Chapter 4, Optional Types, will explain what optional types really are, and the various ways to unwrap them. For a developer who is just learning Swift, optional types can be one of the more confusing concepts to learn.

Chapter 5, Using Swift Collections, will explain Swift's array, set, and dictionary collection types and show examples on how to use them.

Chapter 6, Control Flow, will show you how to use Swift's control flow statements. These include looping, conditional, and control transfer statements.

Chapter 7, Functions, is all about functions in Swift. We will show how to define and properly use them.

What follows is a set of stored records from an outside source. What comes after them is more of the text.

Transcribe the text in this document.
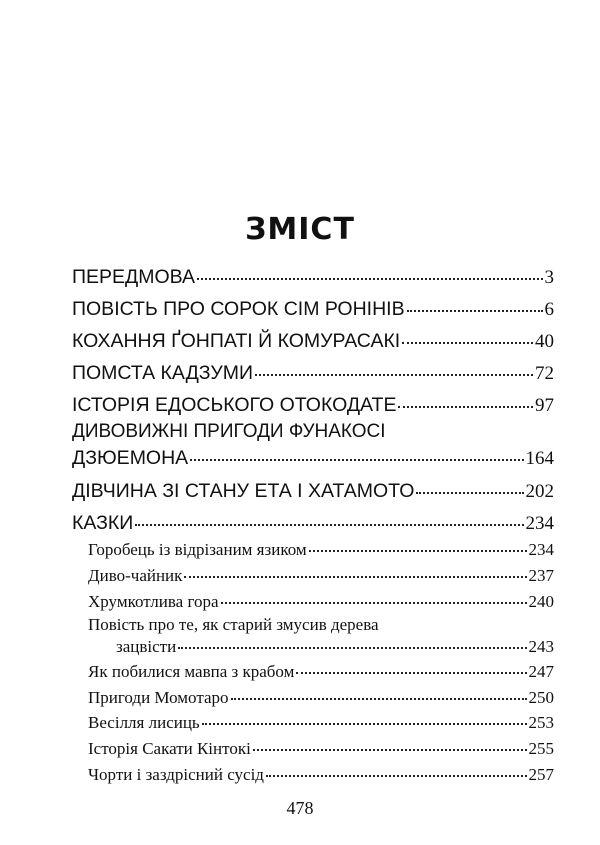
ЗМІСТ
ПЕРЕДМОВА	3
ПОВІСТЬ ПРО СОРОК СІМ РОНІНІВ	6
КОХАННЯ ҐОНПАТІ Й КОМУРАСАКІ	40
ПОМСТА КАДЗУМИ	72
ІСТОРІЯ ЕДОСЬКОГО ОТОКОДАТЕ	97
ДИВОВИЖНІ ПРИГОДИ ФУНАКОСІ
ДЗЮЕМОНА	164
ДІВЧИНА ЗІ СТАНУ ЕТА І ХАТАМОТО	202
КАЗКИ	234
Горобець із відрізаним язиком	234
Диво-чайник	237
Хрумкотлива гора	240
Повість про те, як старий змусив дерева
зацвісти	243
Як побилися мавпа з крабом	247
Пригоди Момотаро	250
Весілля лисиць	253
Історія Сакати Кінтокі	255
Чорти і заздрісний сусід	257
478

Chapter 8, Classes, Structures, and Protocols, is dedicated to Swift's classes, structures, and protocols. We'll look at what makes them similar and how they differ.

Chapter 9, Protocol and Protocol Extensions, will cover both protocols and protocol extensions in detail. Protocols are very important to the Swift language, and having a solid understanding of them will help us write flexible and reusable code.

Chapter 10, Protocol-Oriented Design, will cover the best practices of protocol-oriented design with Swift.

Chapter 11, Generics, will explain how Swift implements generics. Generics allow us to write flexible and reusable code that avoids duplication.

Chapter 12, Error Handling and Availability, will cover error handling in depth as well as the availability feature.

Chapter 13, Custom Subscripting, will discuss how we can use custom subscripts in our classes, structures, and enumerations.

Chapter 14, Working with Closures, will show how to define and use closures in our code. This chapter concludes with a section on how to avoid strong reference cycles with closures.

Chapter 15, Advanced and Custom Operators, will show how to use bitwise and overflow operators. We will also look at how we can create custom operators.

Chapter 16, Concurrency and Parallelism in Swift, will show how to use both Grand Central Dispatch and operation queues to add concurrency and parallelism to our applications.

Chapter 17, Custom Value Types, will cover some advanced techniques that you can use in your applications, like copy-on-write and implementing the Equatable protocol.

Chapter 18, Memory Management, will cover topics like how Automatic Reference Counting (ARC) works, how much faster value types are as compared to reference types, how strong retain cycles work, and how weak and strong references compare.

Chapter 19, Swift Formatting and Style Guide, will define a style guide for the Swift language that can be used as a template for enterprise developers who need to create their own style guide.

Chapter 20, Adopting Design Patterns in Swift, will show you how to implement some of the more common design patterns in Swift. A design pattern identifies a common software development problem and provides a strategy for dealing with it.